Excessive mechanical loading to a joint has been linked with the development of post-traumatic osteoarthritis (OA). Among the suspected links between impact trauma to a joint and associated degeneration of articular cartilage is an acute reduction in chondrocyte viability. Recently, the non-ionic surfactant poloxamer 188 (P188) has been shown to reduce by approximately 50% the percentage of non-viable chondrocytes 24 h post-injury in chondral explants exposed to 25 MPa of unconfined compression. There is a question whether these acutely 'saved' chondrocytes will continue to degrade over time, as P188 is only thought to act by acute repair of damaged cell membranes. In order to investigate the degradation of traumatized chondrocytes in the longer term, the current study utilized TUNEL staining to document the percentage of cells suffering DNA fragmentation with and without an immediate 24 h period of exposure of the explants to P188 surfactant. In the current study, as in the previous study by this laboratory, chondral explants were excised from bovine metacarpophalangeal joints and subjected to 25 MPa of unconfined compression. TUNEL staining was performed at 1 h, 4 days, and 7 days post-impact. The current study found that P188 was effective in reducing the percentage of cells with DNA fragmentation in impacted explants by approximately 45% at 4 and 7 days post-impact. These data suggest that early P188 intervention was effective in preventing DNA fragmentation of injured chondrocytes. The current hypothesis is that this process was mitigated by the acute repair of damaged plasma membranes by the non-ionic surfactant P188, and that most repaired cells did not continue to degrade as measured by the fragmentation of their DNA.

The limitation of acute necrosis in retro-patellar cartilage after a severe blunt impact to the in vivo rabbit patello-femoral joint.

We have previously shown that surface lesions and acute necrosis of chondrocytes are produced by severe levels of blunt mechanical load, generating contact pressures greater than 25 MPa, on chondral and osteochondral explants.
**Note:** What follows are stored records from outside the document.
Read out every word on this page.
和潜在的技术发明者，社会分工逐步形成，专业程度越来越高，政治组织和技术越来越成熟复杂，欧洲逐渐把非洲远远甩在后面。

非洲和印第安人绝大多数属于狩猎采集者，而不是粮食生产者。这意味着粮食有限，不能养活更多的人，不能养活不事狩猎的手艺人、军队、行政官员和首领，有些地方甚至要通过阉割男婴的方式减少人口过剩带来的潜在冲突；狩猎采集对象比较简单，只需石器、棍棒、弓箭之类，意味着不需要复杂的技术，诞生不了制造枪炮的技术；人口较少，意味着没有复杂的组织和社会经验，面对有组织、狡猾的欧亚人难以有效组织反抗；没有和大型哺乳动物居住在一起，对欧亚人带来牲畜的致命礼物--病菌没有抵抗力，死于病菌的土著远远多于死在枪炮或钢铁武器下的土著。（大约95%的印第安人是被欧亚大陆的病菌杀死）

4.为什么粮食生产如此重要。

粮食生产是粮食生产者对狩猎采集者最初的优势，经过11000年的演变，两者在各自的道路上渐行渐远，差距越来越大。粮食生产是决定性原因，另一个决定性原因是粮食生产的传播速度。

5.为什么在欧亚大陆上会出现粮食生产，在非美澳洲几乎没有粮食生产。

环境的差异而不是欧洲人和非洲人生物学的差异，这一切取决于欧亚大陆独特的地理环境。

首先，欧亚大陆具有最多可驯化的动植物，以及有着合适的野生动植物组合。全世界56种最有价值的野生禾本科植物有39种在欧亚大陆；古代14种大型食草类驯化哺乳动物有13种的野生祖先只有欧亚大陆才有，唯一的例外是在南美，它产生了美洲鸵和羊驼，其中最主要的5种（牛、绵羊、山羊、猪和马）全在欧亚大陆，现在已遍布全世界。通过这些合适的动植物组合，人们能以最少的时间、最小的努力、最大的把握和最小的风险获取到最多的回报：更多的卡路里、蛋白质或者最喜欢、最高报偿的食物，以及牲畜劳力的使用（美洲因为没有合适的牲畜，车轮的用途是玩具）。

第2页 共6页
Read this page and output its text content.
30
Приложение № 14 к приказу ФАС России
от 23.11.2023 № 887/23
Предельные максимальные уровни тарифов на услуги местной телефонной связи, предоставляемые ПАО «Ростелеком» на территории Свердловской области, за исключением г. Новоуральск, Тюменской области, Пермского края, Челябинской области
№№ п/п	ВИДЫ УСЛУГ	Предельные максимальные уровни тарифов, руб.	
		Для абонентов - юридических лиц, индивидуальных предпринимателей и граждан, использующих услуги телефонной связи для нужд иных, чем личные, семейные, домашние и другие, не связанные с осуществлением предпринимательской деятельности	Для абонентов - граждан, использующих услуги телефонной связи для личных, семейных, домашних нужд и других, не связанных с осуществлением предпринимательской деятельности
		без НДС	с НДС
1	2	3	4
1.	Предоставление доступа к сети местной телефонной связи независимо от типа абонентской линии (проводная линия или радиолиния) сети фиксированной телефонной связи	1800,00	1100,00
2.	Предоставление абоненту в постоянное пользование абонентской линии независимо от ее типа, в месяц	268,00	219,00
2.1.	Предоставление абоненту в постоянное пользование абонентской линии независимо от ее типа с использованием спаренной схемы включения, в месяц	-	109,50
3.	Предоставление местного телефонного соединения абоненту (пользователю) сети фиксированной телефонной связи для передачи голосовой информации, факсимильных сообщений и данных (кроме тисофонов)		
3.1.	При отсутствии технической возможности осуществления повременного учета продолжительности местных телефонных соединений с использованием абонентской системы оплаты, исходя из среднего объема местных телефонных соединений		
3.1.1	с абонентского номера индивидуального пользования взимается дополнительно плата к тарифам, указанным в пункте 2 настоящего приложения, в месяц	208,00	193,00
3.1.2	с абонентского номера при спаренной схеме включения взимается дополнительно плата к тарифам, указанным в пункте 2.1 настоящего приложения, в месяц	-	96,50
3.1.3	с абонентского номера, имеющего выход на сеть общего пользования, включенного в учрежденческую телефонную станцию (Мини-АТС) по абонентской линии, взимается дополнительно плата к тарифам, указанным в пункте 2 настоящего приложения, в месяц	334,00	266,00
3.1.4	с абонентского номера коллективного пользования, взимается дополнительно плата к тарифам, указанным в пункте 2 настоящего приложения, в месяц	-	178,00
We have also found surface lesions and chronic degradation of retro-patellar cartilage within 3 years following a 6J impact intensity with an associated average pressure of 25 MPa in the rabbit patello-femoral joint. We now hypothesized that cellular necrosis is produced acutely in the retro-patellar cartilage in this model as a result of a 6J impact and that an early injection of the non-ionic surfactant, poloxamer 188 (P188), would significantly reduce the percentage of necrotic cells in the traumatized cartilage. Eighteen rabbits were equally divided into a 'time zero' group and two other groups carried out for 4 days. One '4 day' group was administered a 1.5 ml injection of P188 into the impacted joint immediately after trauma, while the other was injected with a placebo solution. Impact trauma produced surface lesions on retro-patellar cartilage in all groups. Approximately 15% of retro-patellar chondrocytes suffered acute necrosis in the 'time zero' and '4-day no poloxamer' groups. In contrast, significantly fewer cells (7%) suffered necrosis in the poloxamer group, most markedly in the superficial cartilage layer. The use of P188 surfactant early after severe trauma to articular cartilage may allow sufficient time for damaged cells to heal, which may in turn mitigate the potential for post-traumatic osteoarthritis. Additional studies are needed to improve the efficacy of this surfactant and to determine the long-term health of joint cartilage after P188 intervention.